We also review and periodically publish essays. A piece will be considered an essay if it is 25 law review pages or fewer in length, and its primary purpose is to advance an idea, summarize a development, or initiate or engage in discussion. We strongly encourage authors to submit essays for consideration.
We notify authors of our decisions by email. We normally do not inform authors of the status of their manuscripts other than through email. As a matter of policy, we do not discuss the reasons for our publication decisions.
While most of our Book Reviews are solicited, we welcome submissions of both proposals and finished Book Reviews. Because the selection process for Book Reviews differs from the process for Articles and Essays, we strongly encourage authors to submit both through our electronic submission system and by email to the Book Reviews Chair at [email protected]. Proposals need not be long; many successful proposals run just a few pages, and some are short enough to fit in the body of an email. Please bear in mind that we strongly prefer to publish Book Reviews within one year of the title's publication date and that proposals accepted during the spring Articles season will be published no earlier than December.

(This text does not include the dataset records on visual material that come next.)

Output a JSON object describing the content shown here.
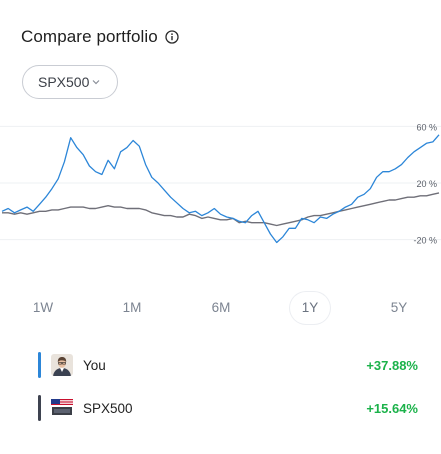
{
  "header": {
    "title": "Compare portfolio",
    "info_icon": "info-icon"
  },
  "compare_select": {
    "value": "SPX500",
    "icon": "chevron-down-icon"
  },
  "chart_data": {
    "type": "line",
    "y_ticks": [
      "60 %",
      "20 %",
      "-20 %"
    ],
    "ylim": [
      -40,
      80
    ],
    "grid": true,
    "colors": {
      "you": "#2c86d8",
      "benchmark": "#6f6f78"
    },
    "series": [
      {
        "name": "You",
        "values": [
          0,
          2,
          -1,
          1,
          3,
          0,
          5,
          10,
          16,
          23,
          35,
          52,
          45,
          40,
          32,
          28,
          26,
          36,
          30,
          42,
          45,
          50,
          46,
          33,
          24,
          20,
          15,
          10,
          6,
          2,
          -1,
          0,
          -3,
          -1,
          2,
          -2,
          -4,
          -5,
          -7,
          -8,
          -3,
          0,
          -8,
          -16,
          -22,
          -18,
          -12,
          -12,
          -5,
          -6,
          -8,
          -4,
          -5,
          -2,
          0,
          3,
          5,
          10,
          12,
          16,
          24,
          28,
          28,
          30,
          33,
          38,
          42,
          45,
          48,
          49,
          54
        ]
      },
      {
        "name": "SPX500",
        "values": [
          -1,
          -1,
          -2,
          -1,
          -2,
          -1,
          0,
          0,
          1,
          1,
          2,
          3,
          3,
          3,
          2,
          2,
          3,
          4,
          3,
          3,
          2,
          2,
          2,
          1,
          -1,
          -2,
          -3,
          -3,
          -4,
          -4,
          -2,
          -3,
          -5,
          -4,
          -5,
          -6,
          -6,
          -5,
          -8,
          -7,
          -8,
          -8,
          -8,
          -9,
          -10,
          -9,
          -8,
          -7,
          -6,
          -4,
          -3,
          -3,
          -2,
          -1,
          0,
          1,
          2,
          3,
          4,
          5,
          6,
          7,
          8,
          8,
          9,
          10,
          10,
          11,
          11,
          12,
          13
        ]
      }
    ]
  },
  "ranges": [
    {
      "label": "1W",
      "active": false
    },
    {
      "label": "1M",
      "active": false
    },
    {
      "label": "6M",
      "active": false
    },
    {
      "label": "1Y",
      "active": true
    },
    {
      "label": "5Y",
      "active": false
    }
  ],
  "legend": [
    {
      "name": "You",
      "value": "+37.88%",
      "color": "#2c86d8",
      "icon": "avatar-icon"
    },
    {
      "name": "SPX500",
      "value": "+15.64%",
      "color": "#3e4350",
      "icon": "us-flag-icon"
    }
  ]
}
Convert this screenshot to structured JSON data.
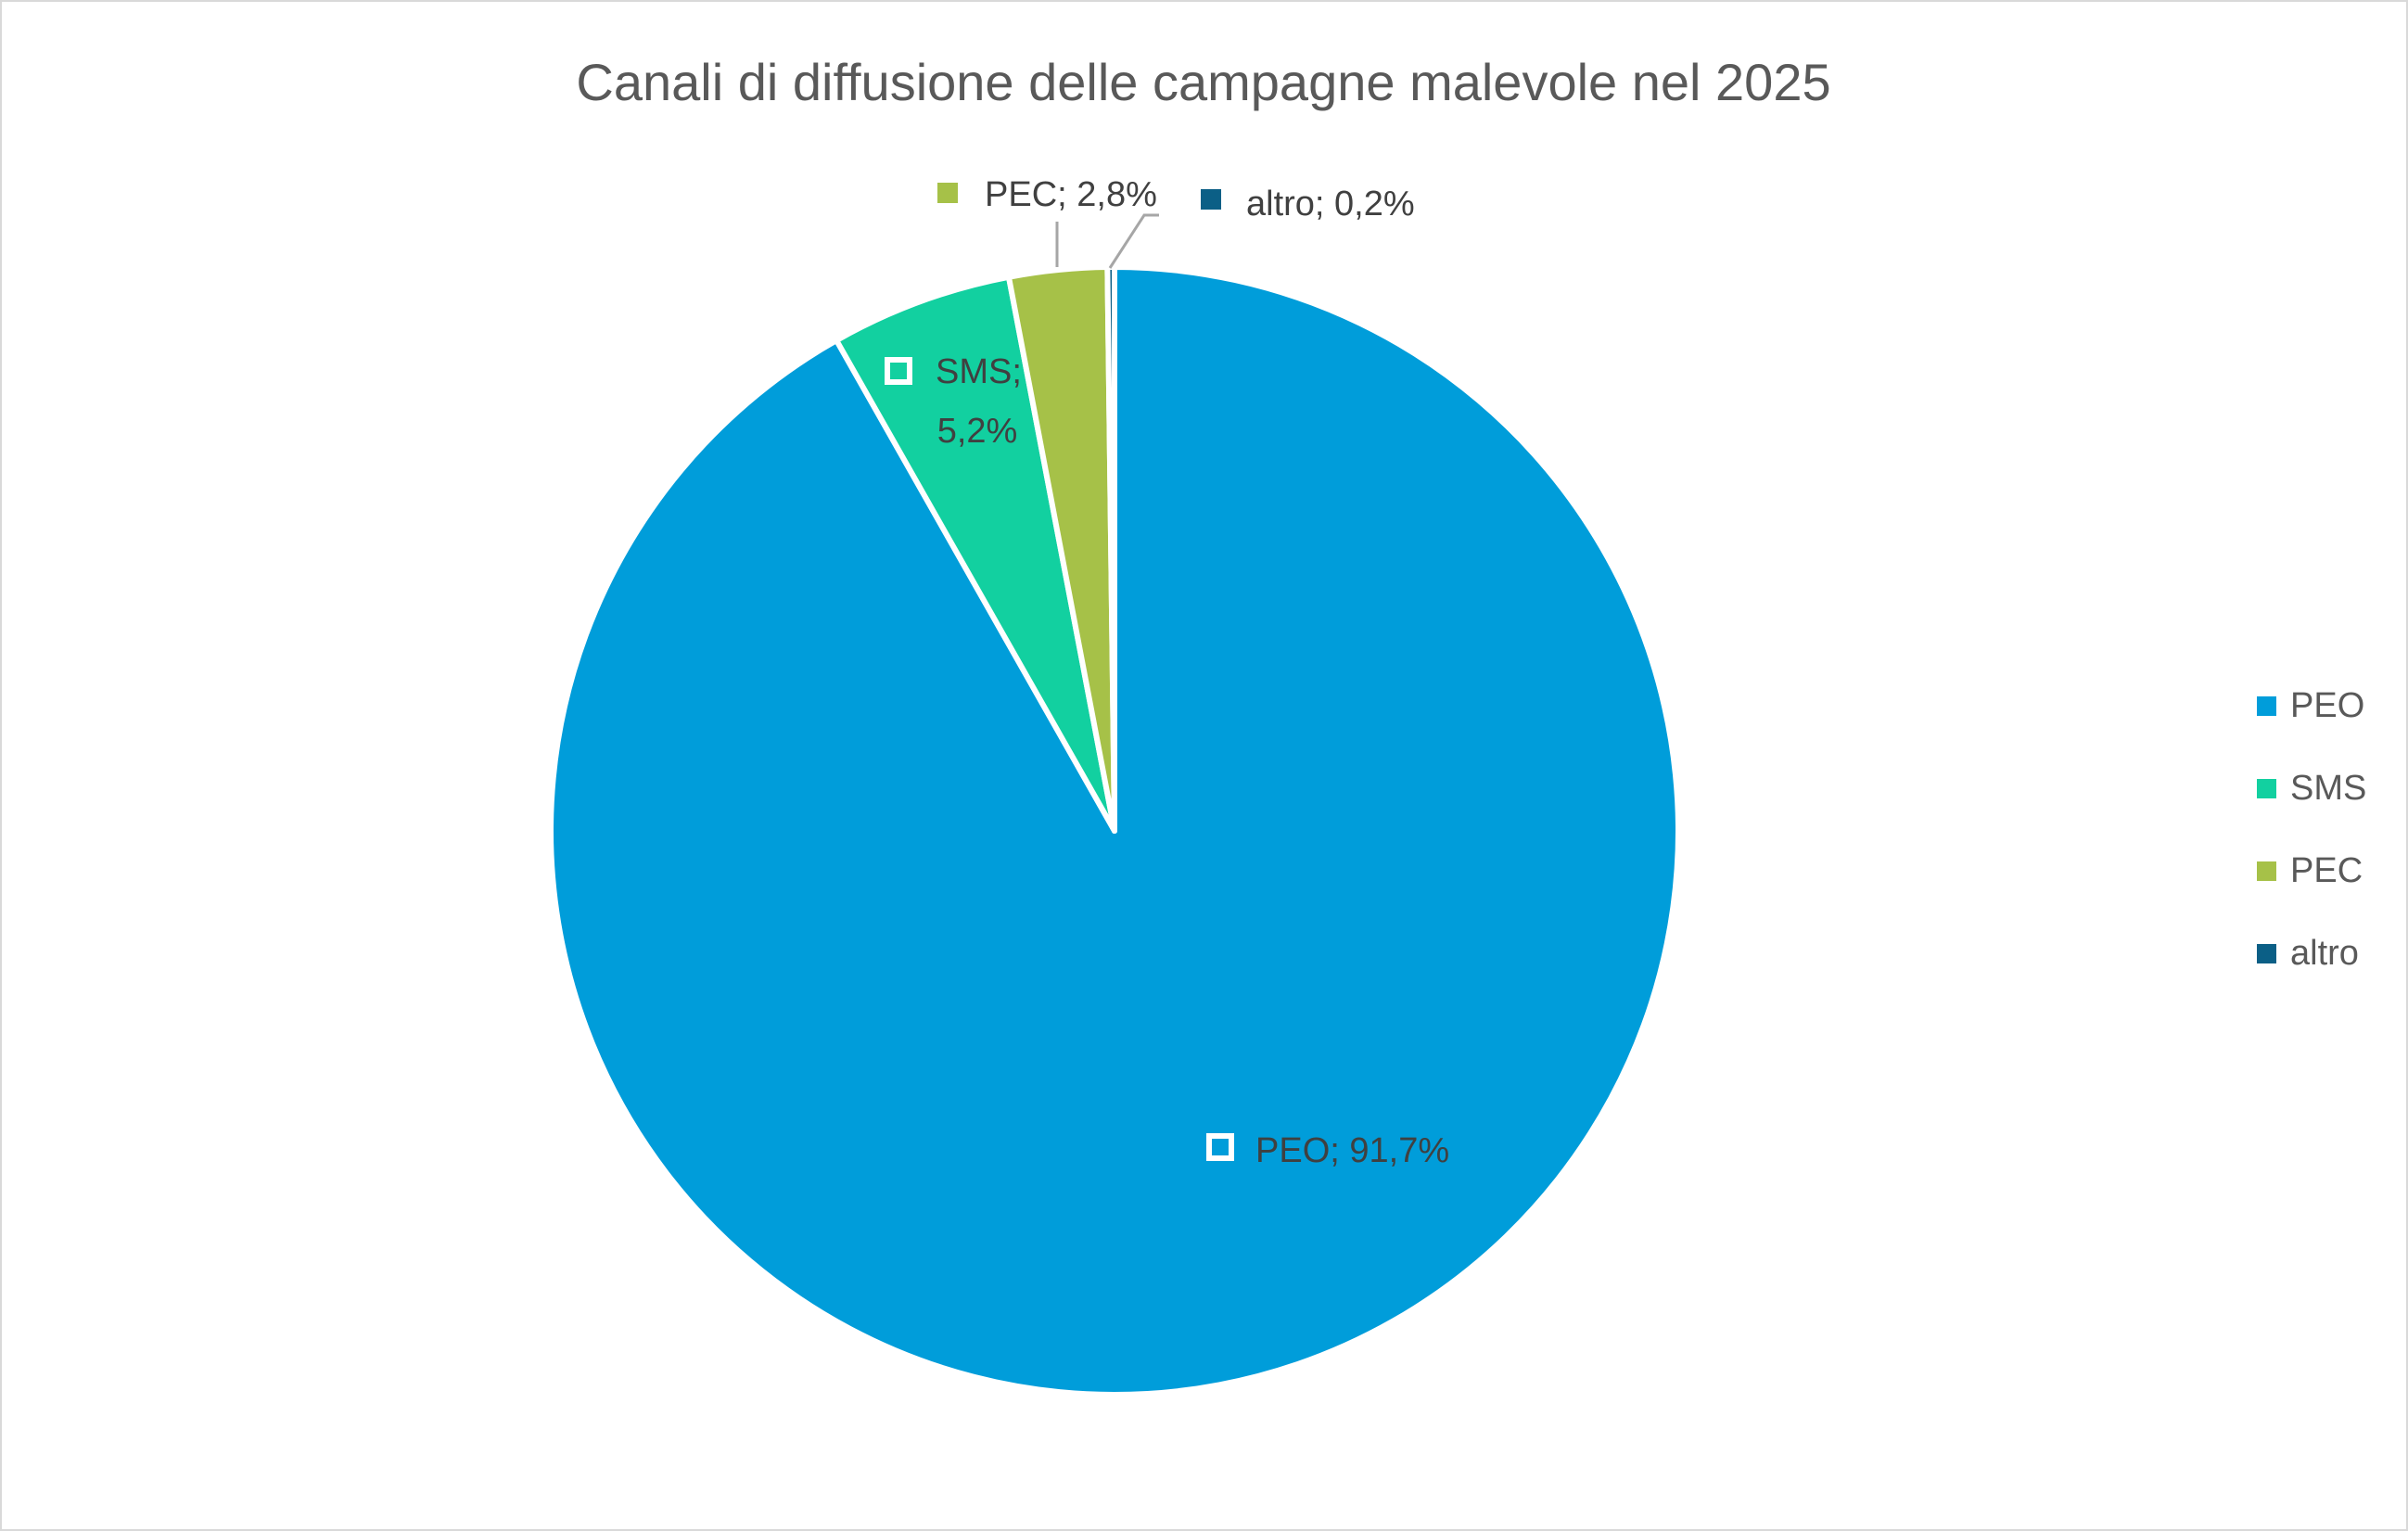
{
  "chart_data": {
    "type": "pie",
    "title": "Canali di diffusione delle campagne malevole nel 2025",
    "categories": [
      "PEO",
      "SMS",
      "PEC",
      "altro"
    ],
    "values": [
      91.7,
      5.2,
      2.8,
      0.2
    ],
    "unit": "%",
    "colors": [
      "#009DDA",
      "#12D0A0",
      "#A6C148",
      "#0B5F86"
    ],
    "data_labels": [
      {
        "category": "PEO",
        "text": "PEO; 91,7%"
      },
      {
        "category": "SMS",
        "line1": "SMS;",
        "line2": "5,2%"
      },
      {
        "category": "PEC",
        "text": "PEC; 2,8%"
      },
      {
        "category": "altro",
        "text": "altro; 0,2%"
      }
    ],
    "legend_position": "right",
    "legend": [
      "PEO",
      "SMS",
      "PEC",
      "altro"
    ]
  }
}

The Review is not accepting proposals for co-sponsored symposia for our print publication at this time.
Source Attribution Policy
The Review aims to ensure that any ideas that already exist in the literature are properly referenced. To that end, we do not permit authors to repurpose sentences or paragraphs published elsewhere without quotation marks or citations. As part of our editorial process, we require quotation marks whenever a non-trivial amount of exact language has appeared in another source and citations whenever an idea has been paraphrased from another source — even if the source is the author's prior work. The Review's editors work with authors we publish to help them meet our self-citation requirements.